The giant African millipede or the shongololo is the largest extant (alive today) species of millipede. It can grow up to 33.5 cm (13.2 in) in length and 67 mm (2.6 in) in circumference. Although the shongololo is called a millipede (a creature with1000 feet), the giant African millipede is known to have any amount of legs between two hundred and four hundred legs.

On the top of their heads are antennae, which may be up to 12mm. This millipede is an arthropod classified by a segmented body, hundreds of legs and an exoskeleton. The body is often dark brown. Each segment of the millipede has four legs apart from the head and tail segments which have two legs.

Giant African Millipede – Coiled For Protection

Habitat of The Giant African Millipede

This giant millipede can be found in the rain forests of subtropical western Africa, including Ivory Coast, Benin, Ghana, Sierra Leone, Guinea, Guinea-Bissau, Liberia, Nigeria, and Togo. It can also be found in some coastal areas and southern Arabia. These subtropical insects can often be found near rotting wood piles and hollowed tree trunks.

Food and Defence

The giant African millipede is a detritivore, that lives off decaying and dead, organic matter often found on the forest floor. Decaying plant life and trees are the main diet of the shongololo. Helping maintain the forest, the excrement of the millipede, is full of nutrients.

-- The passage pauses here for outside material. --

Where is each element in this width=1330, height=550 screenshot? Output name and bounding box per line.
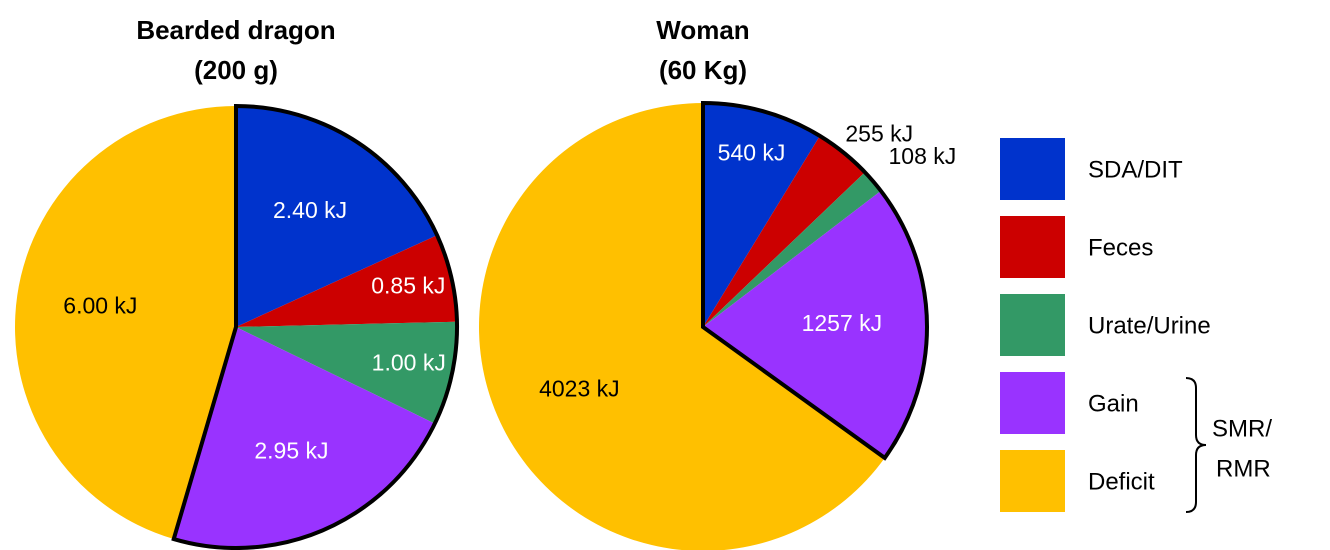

This nocturnal arthropod will often stay safe in a burrow during the day and then scurry around the floor at night looking for decaying food. It will also chew on rocks which contain minerals such as calcium to maintain its exoskeleton.

Unlike centipedes, the giant African millipede does not have fangs and a venomous bite. Instead it secretes a foul liquid (repungnatorial fluid) from the pores in its skin while rolling up into a spiral. Only the hard exoskeleton of calcareous dorsal plates shows and with the foul liquid, it makes it extremely hard to be carried away by predators.

Reproduction and Social Life

The giant African millipede, has poor eyesight, relying largely on touch with their antennae and legs and possibly by sense of smell. When mating the male will twist around the female. A few weeks later the female will lay hundreds of eggs in a hole. Within 90 days babies are then born white with only three segments and usually three pairs of legs. The millipede will molt its exoskeleton several times, each time, growing more segments and more pairs of legs.

Tiny mites often crawl on their exoskeleton and between and over their legs forming a symbiotic relationship with the millipede, helping clean the exoskeleton in return for food and protection.

Fantastic Facts About Giant African Millipedes

  • Based on fossil records, scientists have discovered that millipedes were one of the first animals to live on land and inhabited many geographical regions. The large number of legs are not used for speed but to allow the millipede to dig in to the soil.
  • Lemurs will chew on millipedes. The toxic secretions of millipedes, causes them to salivate and become intoxicated
  • Lemurs rub the mixture of millipede toxin and their saliva onto their fur as an insecticide.

Conservation Status: Thankfully they are listed as un-threatened in Africa.